# Seminars & Events for Algebraic Geometry Seminar

##### Intersection numbers and higher derivatives of L-functions for functions fields, I

In joint work with Wei Zhang, we prove a higher derivative analogue of the Waldspurger formula and the Gross-Zagier formula in the function field setting under the assumption that the relevant objects are everywhere unramified. Our formula relates the self-intersection number of certain cycles on the moduli of Shtukas for GL(2) to higher derivatives of automorphic L-functions for GL(2). In this first talk, I will explain the geometric construction behind the formula.

##### Hodge ideals

I will present joint work with M. Mustata, in which we study a sequence of ideals arising naturally from M. Saito's Hodge filtration on the localization along a hypersurface. The multiplier ideal of the hypersurface appears as the first step in this sequence, which as a whole provides a more refined measure of singularities. We give applications to the comparison between the Hodge filtration and the pole order filtration, adjunction, and the singularities of hypersurfaces in projective space and theta divisors on abelian varieties.

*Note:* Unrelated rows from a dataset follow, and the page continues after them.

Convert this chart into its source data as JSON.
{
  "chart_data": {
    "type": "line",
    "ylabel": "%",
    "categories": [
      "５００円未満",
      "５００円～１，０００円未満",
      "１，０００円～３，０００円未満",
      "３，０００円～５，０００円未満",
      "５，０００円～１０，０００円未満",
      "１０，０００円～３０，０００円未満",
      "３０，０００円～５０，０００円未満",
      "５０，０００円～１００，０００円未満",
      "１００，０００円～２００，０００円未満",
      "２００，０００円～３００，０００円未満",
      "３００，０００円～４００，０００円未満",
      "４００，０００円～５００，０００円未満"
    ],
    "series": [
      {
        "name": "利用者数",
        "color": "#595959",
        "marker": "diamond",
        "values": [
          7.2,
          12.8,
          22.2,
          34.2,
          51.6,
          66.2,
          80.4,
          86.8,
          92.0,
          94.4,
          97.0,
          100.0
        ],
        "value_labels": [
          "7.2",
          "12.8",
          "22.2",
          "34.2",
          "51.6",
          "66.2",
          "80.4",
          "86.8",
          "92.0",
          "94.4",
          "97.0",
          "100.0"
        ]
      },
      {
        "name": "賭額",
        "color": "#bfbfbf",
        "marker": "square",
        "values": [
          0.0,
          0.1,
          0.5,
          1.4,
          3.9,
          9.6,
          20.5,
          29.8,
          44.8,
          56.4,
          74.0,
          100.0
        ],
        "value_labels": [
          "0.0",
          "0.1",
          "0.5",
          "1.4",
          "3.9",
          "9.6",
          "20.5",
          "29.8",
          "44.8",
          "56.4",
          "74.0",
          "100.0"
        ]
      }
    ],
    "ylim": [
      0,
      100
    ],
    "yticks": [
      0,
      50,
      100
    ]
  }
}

##### Mirror symmetry, elliptic fibrations, and Jacobi forms

**Please note special day (Wednesday). **We conjecture, with evidence, that the all-genus Gromov-Witten generating function of an elliptically fibered Calabi-Yau threefold is expressed as a quotient of weak Jacobi forms with a universal denominator. For the Calabi-Yau Weierstrass fibration over the projective plane, the conjecture allows the GW invariants for any curve class to be computed algorithmically up to genus 189, while the GW invariants for curve classes which project to a plane curve of degree at most 20 can be computed algorithmically to arbitrarily high genus. This talk is based on joint work with Min-xin Huang and Albrecht Klemm.